Turkey and Syria

From Israel’s point of view, regime change in Syria and a warming of ties with Turkey would be welcome developments.

Turkish soldier near Iraq border 390 (photo credit: REUTERS)
Turkish soldier near Iraq border 390
(photo credit: REUTERS)
Will the tense situation between Syria and Turkey escalate into full-fledged war? This possibility is looking increasingly likely after the most recent conflagration on their common border.
Though it was unclear whether forces loyal to President Bashar Assad were responsible for mortar fire from Syria that killed five Turkish civilians, Ankara responded quickly and decisively on Wednesday. Turkey’s military hit targets inside Syria, reportedly killing Syrian soldiers.
This is not the first time the two countries have come into direct conflict.
On June 22, the Syrian military shot down a Turkish RF-4 Phantom reconnaissance aircraft together with two pilots. Turkey’s Prime Minister Recep Tayyip Erdogan made a few bellicose declarations, including calling the Assad regime a “clear and present danger.”

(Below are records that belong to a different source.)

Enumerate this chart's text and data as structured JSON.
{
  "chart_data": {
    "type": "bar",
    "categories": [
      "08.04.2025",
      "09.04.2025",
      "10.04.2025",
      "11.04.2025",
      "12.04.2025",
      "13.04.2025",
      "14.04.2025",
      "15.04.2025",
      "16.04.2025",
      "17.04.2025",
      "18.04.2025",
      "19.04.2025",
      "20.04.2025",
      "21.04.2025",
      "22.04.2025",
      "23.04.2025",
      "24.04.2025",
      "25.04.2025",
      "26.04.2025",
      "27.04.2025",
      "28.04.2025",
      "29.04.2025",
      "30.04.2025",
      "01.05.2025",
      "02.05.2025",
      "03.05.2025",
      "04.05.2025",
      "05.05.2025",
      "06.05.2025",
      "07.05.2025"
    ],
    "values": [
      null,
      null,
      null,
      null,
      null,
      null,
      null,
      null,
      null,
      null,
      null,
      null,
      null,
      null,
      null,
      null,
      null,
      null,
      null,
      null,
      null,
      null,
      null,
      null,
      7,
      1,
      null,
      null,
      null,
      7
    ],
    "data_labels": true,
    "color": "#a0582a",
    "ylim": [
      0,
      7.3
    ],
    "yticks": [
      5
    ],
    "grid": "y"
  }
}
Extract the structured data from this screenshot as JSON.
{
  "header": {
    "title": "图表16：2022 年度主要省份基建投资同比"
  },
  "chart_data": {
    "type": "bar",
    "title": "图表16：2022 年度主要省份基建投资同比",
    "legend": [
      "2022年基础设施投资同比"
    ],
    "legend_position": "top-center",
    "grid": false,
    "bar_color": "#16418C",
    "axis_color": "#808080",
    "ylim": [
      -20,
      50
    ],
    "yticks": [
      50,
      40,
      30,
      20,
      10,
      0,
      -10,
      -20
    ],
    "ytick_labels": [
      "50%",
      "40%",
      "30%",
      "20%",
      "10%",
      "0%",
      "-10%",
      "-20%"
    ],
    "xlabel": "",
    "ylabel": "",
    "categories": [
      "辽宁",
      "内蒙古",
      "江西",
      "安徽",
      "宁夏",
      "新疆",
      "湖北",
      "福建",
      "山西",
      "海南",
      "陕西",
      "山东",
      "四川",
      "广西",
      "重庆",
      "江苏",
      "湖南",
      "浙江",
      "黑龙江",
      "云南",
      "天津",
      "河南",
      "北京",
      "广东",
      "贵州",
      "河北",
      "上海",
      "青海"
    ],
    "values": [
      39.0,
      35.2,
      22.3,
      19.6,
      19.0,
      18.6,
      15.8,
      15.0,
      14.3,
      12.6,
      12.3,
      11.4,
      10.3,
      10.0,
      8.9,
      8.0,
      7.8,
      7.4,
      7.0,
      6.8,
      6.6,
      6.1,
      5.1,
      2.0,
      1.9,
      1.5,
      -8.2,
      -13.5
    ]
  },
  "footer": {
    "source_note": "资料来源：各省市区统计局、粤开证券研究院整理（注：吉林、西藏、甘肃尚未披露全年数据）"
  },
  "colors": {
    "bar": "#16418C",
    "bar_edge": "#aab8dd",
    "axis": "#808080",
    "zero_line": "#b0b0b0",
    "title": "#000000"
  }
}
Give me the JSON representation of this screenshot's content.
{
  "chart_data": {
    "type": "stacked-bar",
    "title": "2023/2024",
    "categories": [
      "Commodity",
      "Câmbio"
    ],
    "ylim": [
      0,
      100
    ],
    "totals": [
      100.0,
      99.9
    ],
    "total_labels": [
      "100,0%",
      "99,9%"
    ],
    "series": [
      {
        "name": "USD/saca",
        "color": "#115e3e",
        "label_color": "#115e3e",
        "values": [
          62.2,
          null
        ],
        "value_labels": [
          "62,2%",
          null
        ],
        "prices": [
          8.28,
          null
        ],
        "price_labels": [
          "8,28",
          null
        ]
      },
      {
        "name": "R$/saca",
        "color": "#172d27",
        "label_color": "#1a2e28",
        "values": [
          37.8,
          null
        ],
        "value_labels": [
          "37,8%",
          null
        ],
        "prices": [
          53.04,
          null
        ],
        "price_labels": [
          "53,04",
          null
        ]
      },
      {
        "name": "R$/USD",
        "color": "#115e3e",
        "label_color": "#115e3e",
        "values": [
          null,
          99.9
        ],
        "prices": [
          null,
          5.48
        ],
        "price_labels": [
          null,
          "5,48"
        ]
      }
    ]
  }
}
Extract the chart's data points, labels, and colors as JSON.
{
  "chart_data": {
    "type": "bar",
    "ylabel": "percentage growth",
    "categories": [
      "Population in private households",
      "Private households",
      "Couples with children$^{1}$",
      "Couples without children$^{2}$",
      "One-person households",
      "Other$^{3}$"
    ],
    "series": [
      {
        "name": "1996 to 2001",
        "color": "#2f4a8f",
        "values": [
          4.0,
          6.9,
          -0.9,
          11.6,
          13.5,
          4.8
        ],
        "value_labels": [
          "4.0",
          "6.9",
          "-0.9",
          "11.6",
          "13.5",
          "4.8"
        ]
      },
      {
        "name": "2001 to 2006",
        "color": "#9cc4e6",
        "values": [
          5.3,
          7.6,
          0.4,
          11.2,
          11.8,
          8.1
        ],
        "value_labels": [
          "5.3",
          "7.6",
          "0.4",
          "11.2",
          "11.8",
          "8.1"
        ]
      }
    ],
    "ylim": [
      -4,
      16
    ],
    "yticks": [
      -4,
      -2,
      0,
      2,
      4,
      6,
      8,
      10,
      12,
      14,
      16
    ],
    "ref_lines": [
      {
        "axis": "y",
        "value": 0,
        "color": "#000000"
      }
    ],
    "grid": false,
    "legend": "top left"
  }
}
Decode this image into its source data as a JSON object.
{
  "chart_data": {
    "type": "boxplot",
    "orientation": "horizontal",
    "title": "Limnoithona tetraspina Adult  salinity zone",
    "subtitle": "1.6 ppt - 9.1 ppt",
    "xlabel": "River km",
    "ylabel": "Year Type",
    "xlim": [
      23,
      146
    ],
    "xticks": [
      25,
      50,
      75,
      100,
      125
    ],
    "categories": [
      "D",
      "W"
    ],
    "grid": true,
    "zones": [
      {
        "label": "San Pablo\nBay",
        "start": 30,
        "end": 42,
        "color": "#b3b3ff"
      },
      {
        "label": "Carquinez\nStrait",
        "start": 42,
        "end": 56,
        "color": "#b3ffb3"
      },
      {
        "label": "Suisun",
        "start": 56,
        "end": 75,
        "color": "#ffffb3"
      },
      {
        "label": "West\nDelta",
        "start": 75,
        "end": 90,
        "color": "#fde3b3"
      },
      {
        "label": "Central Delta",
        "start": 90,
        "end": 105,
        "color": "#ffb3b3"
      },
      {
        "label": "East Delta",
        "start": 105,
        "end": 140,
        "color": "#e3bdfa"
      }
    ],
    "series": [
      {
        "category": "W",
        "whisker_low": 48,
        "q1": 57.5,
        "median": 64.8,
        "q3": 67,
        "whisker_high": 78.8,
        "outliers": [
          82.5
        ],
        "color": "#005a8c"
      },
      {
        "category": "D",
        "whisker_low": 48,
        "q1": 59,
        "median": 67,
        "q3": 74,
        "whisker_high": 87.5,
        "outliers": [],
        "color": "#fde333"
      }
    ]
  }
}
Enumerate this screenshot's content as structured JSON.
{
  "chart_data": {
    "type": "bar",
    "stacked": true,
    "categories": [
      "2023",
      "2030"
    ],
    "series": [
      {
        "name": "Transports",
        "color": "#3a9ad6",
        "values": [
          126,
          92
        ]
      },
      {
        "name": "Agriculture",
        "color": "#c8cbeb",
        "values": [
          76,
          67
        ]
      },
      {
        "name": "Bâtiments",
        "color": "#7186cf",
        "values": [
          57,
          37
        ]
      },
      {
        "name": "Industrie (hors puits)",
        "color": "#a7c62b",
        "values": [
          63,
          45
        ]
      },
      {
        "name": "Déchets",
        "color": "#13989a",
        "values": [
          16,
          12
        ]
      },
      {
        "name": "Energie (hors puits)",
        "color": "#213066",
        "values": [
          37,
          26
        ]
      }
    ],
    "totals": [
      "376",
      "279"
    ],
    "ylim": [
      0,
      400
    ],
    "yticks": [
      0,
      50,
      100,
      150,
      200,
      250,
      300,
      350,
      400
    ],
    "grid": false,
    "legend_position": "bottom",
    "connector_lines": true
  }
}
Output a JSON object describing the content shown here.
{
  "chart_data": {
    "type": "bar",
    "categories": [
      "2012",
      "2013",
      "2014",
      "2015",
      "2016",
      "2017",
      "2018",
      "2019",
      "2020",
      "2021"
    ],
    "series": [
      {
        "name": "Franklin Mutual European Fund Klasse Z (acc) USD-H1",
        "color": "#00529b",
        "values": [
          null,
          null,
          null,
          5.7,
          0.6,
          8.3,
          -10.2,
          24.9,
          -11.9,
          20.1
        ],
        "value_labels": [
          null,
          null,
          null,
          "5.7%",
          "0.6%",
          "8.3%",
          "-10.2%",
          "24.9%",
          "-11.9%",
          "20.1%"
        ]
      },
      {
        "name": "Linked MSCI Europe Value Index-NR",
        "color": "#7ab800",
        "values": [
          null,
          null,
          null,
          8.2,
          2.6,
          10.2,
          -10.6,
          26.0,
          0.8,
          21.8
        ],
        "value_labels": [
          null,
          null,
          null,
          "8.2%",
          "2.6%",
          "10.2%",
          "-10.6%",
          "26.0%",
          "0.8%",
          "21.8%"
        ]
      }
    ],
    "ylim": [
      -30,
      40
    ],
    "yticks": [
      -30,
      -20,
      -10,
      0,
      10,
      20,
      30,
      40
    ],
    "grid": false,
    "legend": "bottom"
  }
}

The rules of engagement for the Turkish armed forces were changed and expanded. In the future, any military element approaching Turkish borders from the Syrian side would be considered a direct military threat. Still, at the time Turkish military forces refrained from openly retaliating. This time they did not.
Under Erdogan’s leadership, Ankara has been providing support to the Syrian opposition forces almost from the very beginning of the uprising against Assad that began 18 months ago.
Turkey has emerged as a regional hub of anti-Assad activity. In the past year, the opposition Syrian National Council has established an office in Istanbul, with a section dedicated to military coordination. The nominal leadership of the rebel Free Syrian Army, along with an estimated 33,000 Syrians who fled the spiraling violence inside their country, are based in 10 Turkish camps in the border region.
There are a number of reasons for Ankara’s decision to turn against the Assad regime, after several years during which the old rivalry between the countries seemed to be weakening and relations improved. (In 2008, ties between Damascus and Ankara were so good that Turkey served as a facilitator between Israel and Syria to enter negotiations over the fate of the Golan Heights.) Ankara’s turn against Damascus has more to do with Iran than with Syria. Turkey’s leaders, faced with the strong ties that exist between Syria and Iran, realized the futility of continuing to try to woo the Alawite regime away from the Shi’ite Islamic Republic.
Replacing Assad with a Sunni regime in Damascus would help counter Iran’s Shi’ite expansionism in the region. Iran has succeeded in forging strong ties with Iraq’s political leadership that is dominated by pro- Tehran elements. And in Lebanon, Hezbollah, with its own standing army, has succeeded in consolidating its political hegemony.
Assad has also been increasing his support for the PKK, a terrorist organization fighting Turkey for an autonomous Kurdistan that would be carved out of Turkish territory. Finally, Turkey would like to see a quick end to the civil war in Syria in order to prevent a major refugee crisis. Thousands of Syrians have already fled across the border to Turkey to escape the brutality of Assad’s forces.
If the violence continues, a full-blown humanitarian crisis could be created in Turkey. To prevent such a scenario, Ankara might be persuaded to use force to secure a buffer zone inside Syrian territory. And this could lead to open fighting between Syrian and Turkish forces.
It is still too early to determine whether the situation on the Turkish-Syrian border will escalate. And it is difficult to know who to root for. While it would be morally reprehensible to back Assad’s ruthless regime, the alternative – the rise of a Syrian version of the Muslim Brotherhood, followed by the wholesale slaughter of the hated Alawite minority (and perhaps of other minorities such as Druse and Kurds who remained loyal to Assad) – hardly promises to be an improvement.
From Israel’s point of view, regime change in Syria and a warming of ties with Turkey would be welcome developments.
Israel is closely monitoring the situation in both countries.
But when it comes to changes in the Arab world, as we learned in the Gaza Strip and then with the so-called Arab Spring, one must be careful what one hopes for.